The resolution was adopted February 23 or three months after the November 23, 2009 massacre in Ampatuan town, Maguindanao province in Southern Philippines which killed 58 civilians, including dozens of journalists.

The principal suspects in the massacre are scions of the powerful Ampatuan political clan which is said to be close to President Gloria Macapagal Arroyo.

Villanueva and Kodao are themselves victim of political persecution. The pro-Arroyo owner of a radio station pulled the plug on Kodao’s award-winning program “Ngayon na, Bayan” in 2006 when Arroyo declared a state of emergency. 

The resolution said that “AMARC-AP shall petition AMARC International as well as all its other regional groupings to formulate and implement an active campaign to defend human rights in the Philippines in close coordination with members in the Philippines as soon as possible.”

Known in its French/Spanish acronym AMARC, the group has about 3,000 members and associates from community broadcasters in 110 countries.
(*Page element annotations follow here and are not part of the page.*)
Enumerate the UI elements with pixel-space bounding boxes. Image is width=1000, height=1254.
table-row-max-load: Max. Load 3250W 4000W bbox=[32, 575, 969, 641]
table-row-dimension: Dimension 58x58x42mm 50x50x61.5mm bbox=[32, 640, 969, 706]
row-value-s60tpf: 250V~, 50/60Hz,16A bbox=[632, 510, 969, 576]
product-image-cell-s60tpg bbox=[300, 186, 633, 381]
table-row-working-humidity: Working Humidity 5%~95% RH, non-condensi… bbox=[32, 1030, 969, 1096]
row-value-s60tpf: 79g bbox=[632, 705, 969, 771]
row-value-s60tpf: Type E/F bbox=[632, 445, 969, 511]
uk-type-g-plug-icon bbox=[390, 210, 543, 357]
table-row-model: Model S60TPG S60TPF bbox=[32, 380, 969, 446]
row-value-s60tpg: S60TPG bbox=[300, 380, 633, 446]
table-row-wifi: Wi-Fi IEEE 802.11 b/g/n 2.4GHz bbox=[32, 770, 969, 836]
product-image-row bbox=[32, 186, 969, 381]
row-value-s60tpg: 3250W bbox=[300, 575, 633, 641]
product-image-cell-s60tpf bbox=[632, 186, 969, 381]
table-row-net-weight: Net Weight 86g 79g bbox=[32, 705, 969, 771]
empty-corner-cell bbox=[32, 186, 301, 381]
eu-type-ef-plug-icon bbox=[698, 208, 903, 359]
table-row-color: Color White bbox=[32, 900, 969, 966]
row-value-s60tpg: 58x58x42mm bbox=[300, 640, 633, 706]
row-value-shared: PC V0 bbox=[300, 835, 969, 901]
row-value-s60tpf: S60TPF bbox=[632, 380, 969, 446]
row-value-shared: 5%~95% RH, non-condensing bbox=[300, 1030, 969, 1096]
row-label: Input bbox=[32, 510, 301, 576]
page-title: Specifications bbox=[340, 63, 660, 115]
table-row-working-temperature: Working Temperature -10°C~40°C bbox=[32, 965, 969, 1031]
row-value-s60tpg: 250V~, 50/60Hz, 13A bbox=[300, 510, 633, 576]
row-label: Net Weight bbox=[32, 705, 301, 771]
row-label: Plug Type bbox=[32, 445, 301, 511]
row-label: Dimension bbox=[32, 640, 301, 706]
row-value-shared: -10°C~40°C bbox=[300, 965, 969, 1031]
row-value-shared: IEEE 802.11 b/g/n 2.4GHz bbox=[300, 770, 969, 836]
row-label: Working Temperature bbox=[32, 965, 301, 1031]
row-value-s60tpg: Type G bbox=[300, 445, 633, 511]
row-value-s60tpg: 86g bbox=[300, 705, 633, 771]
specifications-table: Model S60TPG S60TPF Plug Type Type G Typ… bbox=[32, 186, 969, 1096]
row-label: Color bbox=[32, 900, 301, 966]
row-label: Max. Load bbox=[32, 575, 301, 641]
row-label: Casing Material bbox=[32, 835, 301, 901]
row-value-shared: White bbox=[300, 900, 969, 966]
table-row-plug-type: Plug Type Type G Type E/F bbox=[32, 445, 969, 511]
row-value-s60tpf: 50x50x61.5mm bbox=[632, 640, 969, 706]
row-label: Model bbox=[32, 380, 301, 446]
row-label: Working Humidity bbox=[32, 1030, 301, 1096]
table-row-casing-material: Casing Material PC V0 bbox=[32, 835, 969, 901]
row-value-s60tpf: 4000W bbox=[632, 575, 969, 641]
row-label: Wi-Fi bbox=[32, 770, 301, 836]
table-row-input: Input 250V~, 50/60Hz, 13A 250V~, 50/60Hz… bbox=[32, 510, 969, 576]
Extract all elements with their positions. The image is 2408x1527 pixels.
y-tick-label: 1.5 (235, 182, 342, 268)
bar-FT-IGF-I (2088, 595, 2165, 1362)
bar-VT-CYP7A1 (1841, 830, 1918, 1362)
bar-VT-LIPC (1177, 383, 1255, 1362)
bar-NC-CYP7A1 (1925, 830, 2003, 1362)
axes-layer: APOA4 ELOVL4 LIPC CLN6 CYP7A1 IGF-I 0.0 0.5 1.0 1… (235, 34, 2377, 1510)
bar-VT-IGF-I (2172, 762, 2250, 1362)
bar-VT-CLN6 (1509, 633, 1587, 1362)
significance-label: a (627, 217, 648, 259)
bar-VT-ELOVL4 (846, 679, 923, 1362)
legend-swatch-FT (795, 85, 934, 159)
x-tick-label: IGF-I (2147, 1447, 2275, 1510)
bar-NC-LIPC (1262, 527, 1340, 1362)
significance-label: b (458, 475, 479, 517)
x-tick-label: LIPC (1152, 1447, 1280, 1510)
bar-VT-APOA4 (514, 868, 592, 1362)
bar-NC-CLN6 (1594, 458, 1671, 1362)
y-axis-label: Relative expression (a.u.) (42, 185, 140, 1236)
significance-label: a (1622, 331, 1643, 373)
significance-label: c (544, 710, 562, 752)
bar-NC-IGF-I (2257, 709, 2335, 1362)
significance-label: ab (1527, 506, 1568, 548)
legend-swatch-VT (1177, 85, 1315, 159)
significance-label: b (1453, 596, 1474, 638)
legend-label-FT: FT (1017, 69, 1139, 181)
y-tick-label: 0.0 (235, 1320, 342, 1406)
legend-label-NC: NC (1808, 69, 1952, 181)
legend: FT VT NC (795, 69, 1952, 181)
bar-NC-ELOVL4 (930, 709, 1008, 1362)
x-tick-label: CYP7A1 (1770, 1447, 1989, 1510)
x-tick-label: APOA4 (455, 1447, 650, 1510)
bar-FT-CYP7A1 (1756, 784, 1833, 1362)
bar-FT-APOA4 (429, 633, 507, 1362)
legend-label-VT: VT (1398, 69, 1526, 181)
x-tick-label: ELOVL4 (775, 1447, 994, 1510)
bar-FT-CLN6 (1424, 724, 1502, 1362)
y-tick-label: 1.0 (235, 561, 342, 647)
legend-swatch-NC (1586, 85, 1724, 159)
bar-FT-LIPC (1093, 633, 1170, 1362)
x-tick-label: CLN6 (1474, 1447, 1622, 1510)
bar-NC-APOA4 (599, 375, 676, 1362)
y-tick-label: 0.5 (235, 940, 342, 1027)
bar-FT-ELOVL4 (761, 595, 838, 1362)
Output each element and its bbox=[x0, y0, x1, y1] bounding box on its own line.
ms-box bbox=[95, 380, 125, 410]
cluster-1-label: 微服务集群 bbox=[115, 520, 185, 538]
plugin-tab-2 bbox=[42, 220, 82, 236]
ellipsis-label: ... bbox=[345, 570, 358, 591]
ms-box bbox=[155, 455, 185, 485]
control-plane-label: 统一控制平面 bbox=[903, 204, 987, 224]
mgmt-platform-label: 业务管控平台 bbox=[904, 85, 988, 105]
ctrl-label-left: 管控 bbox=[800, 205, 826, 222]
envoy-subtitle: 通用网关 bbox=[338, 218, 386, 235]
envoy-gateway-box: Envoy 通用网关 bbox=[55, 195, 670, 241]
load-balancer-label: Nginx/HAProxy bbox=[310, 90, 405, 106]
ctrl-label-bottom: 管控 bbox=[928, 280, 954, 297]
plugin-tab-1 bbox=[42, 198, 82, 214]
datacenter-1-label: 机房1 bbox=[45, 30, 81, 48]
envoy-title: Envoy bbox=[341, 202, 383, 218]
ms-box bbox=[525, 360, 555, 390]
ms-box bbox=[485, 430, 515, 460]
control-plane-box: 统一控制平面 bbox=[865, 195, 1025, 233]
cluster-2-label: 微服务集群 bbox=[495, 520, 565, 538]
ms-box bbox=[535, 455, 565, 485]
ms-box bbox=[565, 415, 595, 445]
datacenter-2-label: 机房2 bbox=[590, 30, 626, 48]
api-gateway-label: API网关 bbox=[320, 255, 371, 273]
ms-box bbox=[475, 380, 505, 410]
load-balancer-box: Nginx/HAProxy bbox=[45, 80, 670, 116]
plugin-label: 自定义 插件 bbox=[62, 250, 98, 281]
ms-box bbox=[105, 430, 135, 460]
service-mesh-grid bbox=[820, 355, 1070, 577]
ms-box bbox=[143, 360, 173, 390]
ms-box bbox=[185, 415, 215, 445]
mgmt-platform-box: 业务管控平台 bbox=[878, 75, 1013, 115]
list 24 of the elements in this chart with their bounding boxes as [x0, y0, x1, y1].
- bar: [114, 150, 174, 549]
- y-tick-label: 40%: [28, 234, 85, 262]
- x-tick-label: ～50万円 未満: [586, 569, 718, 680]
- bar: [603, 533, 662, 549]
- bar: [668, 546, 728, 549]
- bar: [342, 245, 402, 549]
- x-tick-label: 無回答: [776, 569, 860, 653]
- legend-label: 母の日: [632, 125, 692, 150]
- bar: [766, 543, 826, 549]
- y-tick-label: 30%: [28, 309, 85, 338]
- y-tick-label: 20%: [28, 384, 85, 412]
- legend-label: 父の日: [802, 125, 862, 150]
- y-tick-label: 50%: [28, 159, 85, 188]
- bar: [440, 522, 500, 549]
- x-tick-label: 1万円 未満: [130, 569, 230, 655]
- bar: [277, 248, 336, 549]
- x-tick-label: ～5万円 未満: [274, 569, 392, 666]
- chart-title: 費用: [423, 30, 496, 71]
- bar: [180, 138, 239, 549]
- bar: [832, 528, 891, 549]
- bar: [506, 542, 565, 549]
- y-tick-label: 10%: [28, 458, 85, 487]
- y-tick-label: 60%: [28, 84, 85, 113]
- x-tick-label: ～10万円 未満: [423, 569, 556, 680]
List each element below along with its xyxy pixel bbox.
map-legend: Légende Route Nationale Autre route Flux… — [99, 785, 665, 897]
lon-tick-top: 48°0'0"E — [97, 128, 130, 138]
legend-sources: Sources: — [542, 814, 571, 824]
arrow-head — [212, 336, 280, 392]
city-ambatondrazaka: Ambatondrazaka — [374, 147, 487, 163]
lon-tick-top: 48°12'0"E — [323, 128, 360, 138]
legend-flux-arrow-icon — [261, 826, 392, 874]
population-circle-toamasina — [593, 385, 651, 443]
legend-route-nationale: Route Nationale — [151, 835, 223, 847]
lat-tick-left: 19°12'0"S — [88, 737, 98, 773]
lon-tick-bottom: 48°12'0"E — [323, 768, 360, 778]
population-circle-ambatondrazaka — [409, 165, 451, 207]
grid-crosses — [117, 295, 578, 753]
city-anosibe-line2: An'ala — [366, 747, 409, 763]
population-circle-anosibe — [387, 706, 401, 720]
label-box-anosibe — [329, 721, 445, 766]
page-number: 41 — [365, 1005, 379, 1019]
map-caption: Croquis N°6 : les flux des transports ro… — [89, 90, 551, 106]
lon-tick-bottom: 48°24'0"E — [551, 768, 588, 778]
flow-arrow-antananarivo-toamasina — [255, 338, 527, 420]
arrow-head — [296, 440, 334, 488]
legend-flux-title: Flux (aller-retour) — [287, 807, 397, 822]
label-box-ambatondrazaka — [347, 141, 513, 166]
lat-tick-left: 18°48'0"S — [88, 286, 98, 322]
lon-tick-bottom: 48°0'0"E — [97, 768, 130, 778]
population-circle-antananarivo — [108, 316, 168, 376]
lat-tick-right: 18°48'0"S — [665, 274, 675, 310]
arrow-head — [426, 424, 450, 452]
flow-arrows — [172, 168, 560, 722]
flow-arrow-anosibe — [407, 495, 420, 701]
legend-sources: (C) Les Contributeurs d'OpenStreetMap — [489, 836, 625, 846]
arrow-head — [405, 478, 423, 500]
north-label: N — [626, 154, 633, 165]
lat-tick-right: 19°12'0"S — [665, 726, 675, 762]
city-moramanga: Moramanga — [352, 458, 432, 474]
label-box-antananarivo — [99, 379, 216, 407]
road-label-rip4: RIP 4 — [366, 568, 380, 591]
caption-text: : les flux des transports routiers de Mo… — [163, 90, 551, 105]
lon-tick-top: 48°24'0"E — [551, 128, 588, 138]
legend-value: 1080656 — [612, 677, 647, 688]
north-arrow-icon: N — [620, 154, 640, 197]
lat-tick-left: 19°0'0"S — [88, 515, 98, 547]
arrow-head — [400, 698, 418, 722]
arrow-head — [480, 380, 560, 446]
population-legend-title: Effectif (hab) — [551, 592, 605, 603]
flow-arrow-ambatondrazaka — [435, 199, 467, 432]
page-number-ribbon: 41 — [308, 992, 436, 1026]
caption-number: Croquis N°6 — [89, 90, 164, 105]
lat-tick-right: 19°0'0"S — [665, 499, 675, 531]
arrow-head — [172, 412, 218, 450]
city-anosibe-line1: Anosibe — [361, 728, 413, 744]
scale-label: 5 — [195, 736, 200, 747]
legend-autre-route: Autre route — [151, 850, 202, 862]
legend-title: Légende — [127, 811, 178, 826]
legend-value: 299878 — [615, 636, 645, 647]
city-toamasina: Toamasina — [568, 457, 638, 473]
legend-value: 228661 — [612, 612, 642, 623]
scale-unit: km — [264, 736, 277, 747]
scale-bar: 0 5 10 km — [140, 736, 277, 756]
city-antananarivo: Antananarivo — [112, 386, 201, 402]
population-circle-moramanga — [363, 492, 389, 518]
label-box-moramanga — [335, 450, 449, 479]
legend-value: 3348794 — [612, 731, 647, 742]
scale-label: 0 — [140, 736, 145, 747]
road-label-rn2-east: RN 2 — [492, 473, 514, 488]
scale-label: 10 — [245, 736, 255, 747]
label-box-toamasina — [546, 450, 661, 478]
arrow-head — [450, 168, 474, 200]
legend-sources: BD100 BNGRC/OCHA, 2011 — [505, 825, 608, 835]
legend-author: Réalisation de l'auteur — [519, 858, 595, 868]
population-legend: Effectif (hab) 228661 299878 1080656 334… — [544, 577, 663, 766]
AMARC-AP’s Bangalore meeting gathered 300 members from the Asia-Pacific, Africa, North America and Latin America and the Caribbean 

AMARC is the latest among the world’s journalists’ organizations to assail the Philippine government over the unresolved and continuing slays of journalists and broadcasters.

In its latest report, the New York-based Committee to Protect Journalists said the Philippines tops the list of most dangerous places for working journalists.

The International Federation of Journalists, and the Reporters Without Borders have also denounced the unresolved slays of Filipino journalists and expressed solidarity to their Philippine counterparts.

Human rights watchdog Karapatan (Rights) have documented more than 1,000 cases of extrajudicial killings, mostly of activists and critics of the Arroyo government, as well as hundreds of incidents of enforced disappearances.

Philip Alston, the United Nations special rapporteur on extrajudicial killings, has also hit the Arroyo government over the slays after undertaking a mission to the Philippines and speaking to survivors and relatives of victims and human rights organizations, as well as the authorities.